Blog

PDF Collating/Merging

At home I have a wonderful Fujitsu ScanSnap duplex sheet-fed scanner. I can put a stack of double-sided pages into it, and it creates a perfect PDF.

At my office I have an HP all-in-one printer/scanner/copier. It's not quite so nice. It does have a sheet-fed scanner, but it can only do single-sided scans. If I wanted to scan any double-sided documents, I more or less had to take them home and do it there.

I got sick of doing this and decided to write a little Python script that can take two PDF files, and collate/merge them. The first file represents all the odd-numbered pages in the stack of paper, and the second file is the even numbered (i.e. the backs of the odd-numbered pages). My process now is to scan the stack of paper to produce the odd-numbered-pages PDF. Then I flip the stack over and scan again, generating the even-numbered-pages PDF. This PDF is in reverse order (when you flip the stack over, the last page gets scanned first), so my program knows to go backwards through the even-numbered document. I pass these two files to my program and it collates them and outputs a new PDF. The end result is the same as if I had used my ScanSnap at home, just with a little more effort. Better than schleping the documents back and forth from the office every time.

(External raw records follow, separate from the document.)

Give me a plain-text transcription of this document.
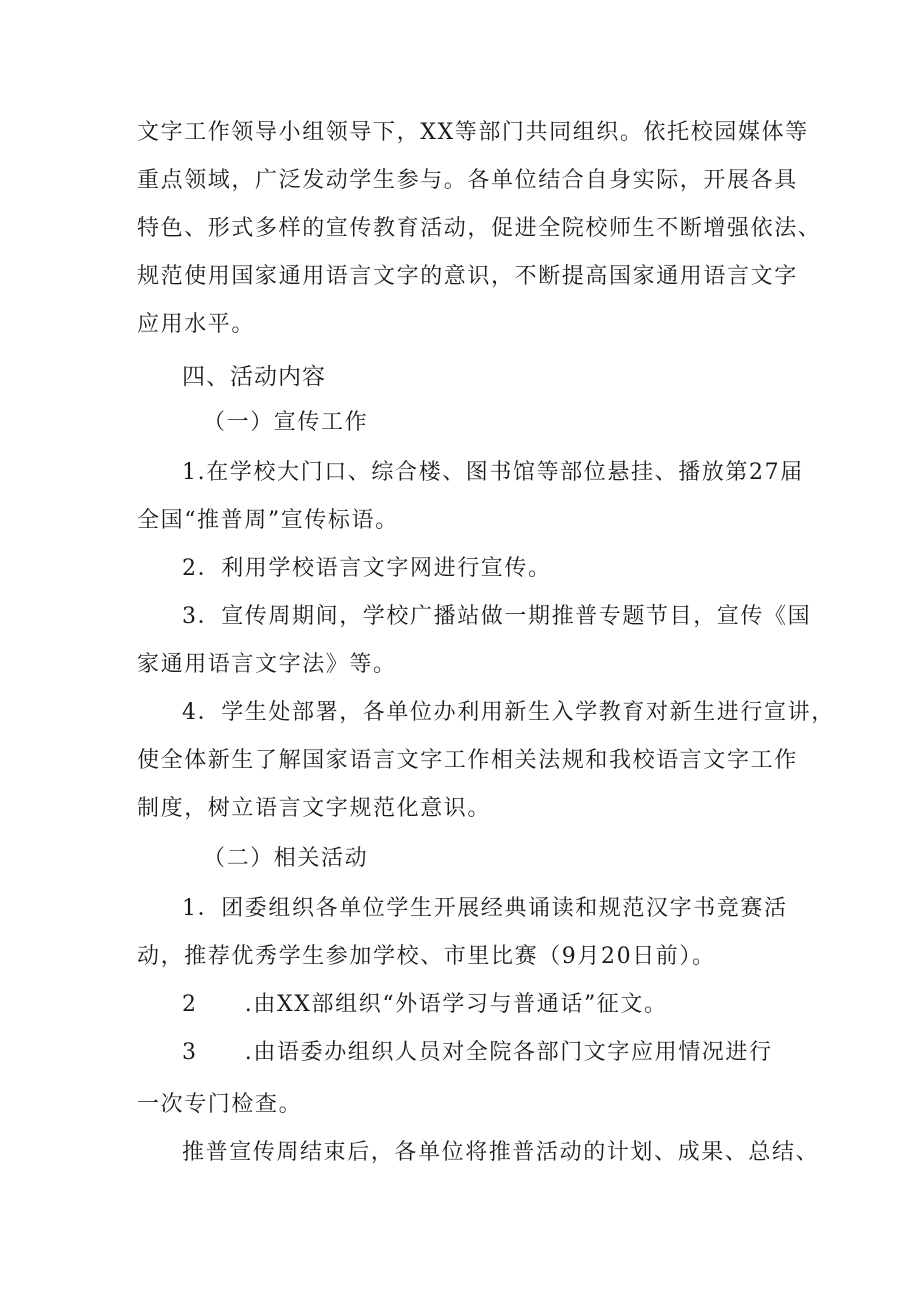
文字工作领导小组领导下，XX等部门共同组织。依托校园媒体等
重点领域，广泛发动学生参与。各单位结合自身实际，开展各具
特色、形式多样的宣传教育活动，促进全院校师生不断增强依法、
规范使用国家通用语言文字的意识，不断提高国家通用语言文字
应用水平。
四、活动内容
（一）宣传工作
1.在学校大门口、综合楼、图书馆等部位悬挂、播放第27届
全国“推普周”宣传标语。
2．利用学校语言文字网进行宣传。
3．宣传周期间，学校广播站做一期推普专题节目，宣传《国
家通用语言文字法》等。
4．学生处部署，各单位办利用新生入学教育对新生进行宣讲，
使全体新生了解国家语言文字工作相关法规和我校语言文字工作
制度，树立语言文字规范化意识。
（二）相关活动
1．团委组织各单位学生开展经典诵读和规范汉字书竞赛活
动，推荐优秀学生参加学校、市里比赛（9月20日前）。
2　　.由XX部组织“外语学习与普通话”征文。
3　　.由语委办组织人员对全院各部门文字应用情况进行
一次专门检查。
推普宣传周结束后，各单位将推普活动的计划、成果、总结、
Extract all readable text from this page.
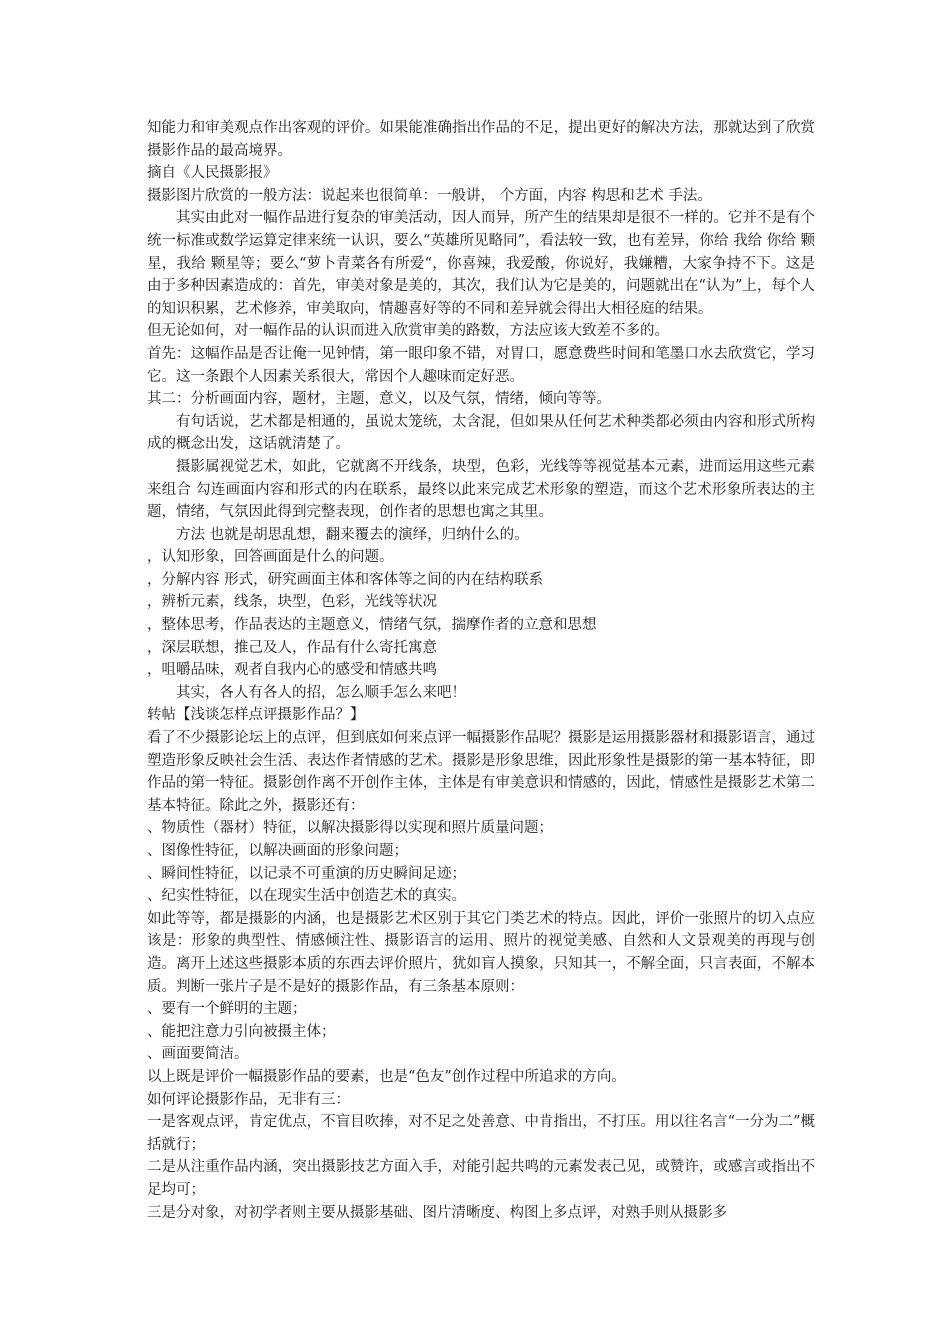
知能力和审美观点作出客观的评价。如果能准确指出作品的不足，提出更好的解决方法，那就达到了欣赏摄影作品的最高境界。

摘自《人民摄影报》

摄影图片欣赏的一般方法：说起来也很简单：一般讲， 个方面，内容 构思和艺术 手法。

其实由此对一幅作品进行复杂的审美活动，因人而异，所产生的结果却是很不一样的。它并不是有个统一标准或数学运算定律来统一认识，要么“英雄所见略同”，看法较一致，也有差异，你给 我给 你给 颗星，我给 颗星等；要么“萝卜青菜各有所爱“，你喜辣，我爱酸，你说好，我嫌糟，大家争持不下。这是由于多种因素造成的：首先，审美对象是美的，其次，我们认为它是美的，问题就出在“认为”上，每个人的知识积累，艺术修养，审美取向，情趣喜好等的不同和差异就会得出大相径庭的结果。

但无论如何，对一幅作品的认识而进入欣赏审美的路数，方法应该大致差不多的。

首先：这幅作品是否让俺一见钟情，第一眼印象不错，对胃口，愿意费些时间和笔墨口水去欣赏它，学习它。这一条跟个人因素关系很大，常因个人趣味而定好恶。

其二：分析画面内容，题材，主题，意义，以及气氛，情绪，倾向等等。

有句话说，艺术都是相通的，虽说太笼统，太含混，但如果从任何艺术种类都必须由内容和形式所构成的概念出发，这话就清楚了。

摄影属视觉艺术，如此，它就离不开线条，块型，色彩，光线等等视觉基本元素，进而运用这些元素来组合 勾连画面内容和形式的内在联系，最终以此来完成艺术形象的塑造，而这个艺术形象所表达的主题，情绪，气氛因此得到完整表现，创作者的思想也寓之其里。

方法 也就是胡思乱想，翻来覆去的演绎，归纳什么的。

，认知形象，回答画面是什么的问题。

，分解内容 形式，研究画面主体和客体等之间的内在结构联系

，辨析元素，线条，块型，色彩，光线等状况

，整体思考，作品表达的主题意义，情绪气氛，揣摩作者的立意和思想

，深层联想，推己及人，作品有什么寄托寓意

，咀嚼品味，观者自我内心的感受和情感共鸣

其实，各人有各人的招，怎么顺手怎么来吧！

转帖【浅谈怎样点评摄影作品？】

看了不少摄影论坛上的点评，但到底如何来点评一幅摄影作品呢？摄影是运用摄影器材和摄影语言，通过塑造形象反映社会生活、表达作者情感的艺术。摄影是形象思维，因此形象性是摄影的第一基本特征，即作品的第一特征。摄影创作离不开创作主体，主体是有审美意识和情感的，因此，情感性是摄影艺术第二基本特征。除此之外，摄影还有：

、物质性（器材）特征，以解决摄影得以实现和照片质量问题；

、图像性特征，以解决画面的形象问题；

、瞬间性特征，以记录不可重演的历史瞬间足迹；

、纪实性特征，以在现实生活中创造艺术的真实。

如此等等，都是摄影的内涵，也是摄影艺术区别于其它门类艺术的特点。因此，评价一张照片的切入点应该是：形象的典型性、情感倾注性、摄影语言的运用、照片的视觉美感、自然和人文景观美的再现与创造。离开上述这些摄影本质的东西去评价照片，犹如盲人摸象，只知其一，不解全面，只言表面，不解本质。判断一张片子是不是好的摄影作品，有三条基本原则：

、要有一个鲜明的主题；

、能把注意力引向被摄主体；

、画面要简洁。

以上既是评价一幅摄影作品的要素，也是“色友”创作过程中所追求的方向。

如何评论摄影作品，无非有三：

一是客观点评，肯定优点，不盲目吹捧，对不足之处善意、中肯指出，不打压。用以往名言“一分为二”概括就行；

二是从注重作品内涵，突出摄影技艺方面入手，对能引起共鸣的元素发表己见，或赞许，或感言或指出不足均可；

三是分对象，对初学者则主要从摄影基础、图片清晰度、构图上多点评，对熟手则从摄影多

You can find it in all its glory here: https://github.com/parlarjb/PDF-Merge

Starting cProfile in the middle of a run

I recently asked on Twitter if it was possible to tell cProfile to start recording in the middle of a run, rather when a function first starts.

In my particular case, I have a function (generator, actually) that runs beautifully fast for the first 2.3 million items it returns, but then hits some strange bottleneck. I tried debugging with pdb, but on data sets as large and as complicated as I'm dealing with, I couldn't quite figure out what was going on.

My friend Chris pointed out that the runcall method of Profile has references to enable and disable methods. I've never seen these before, and to be frank, I've never directly used the Profile class. The run function of the cProfile module has always been good enough for me.

With a bit of playing around, I was able to use these methods to do what I needed. In this example, chains is a generator. I simply disable the profiler immediately, and start it up at the point where I know things go wrong.

from cProfile import Profile

profiler = Profile()

def write_chains():

    chain_count = 0

    for chain in chains:

        chain_count += 1

        print chain_count

        if chain_count == 2305838:

            profiler.enable()

try:

    write_chains()

except KeyboardInterrupt:

    profiler.dump_stats('prof_output2')

Update:


Chris pointed out that I don't need to wrap write_chains() in a call to run(), which I was originally doing. Also, that dump_stats() causes disable() to be called, so I don't need to worry about that either.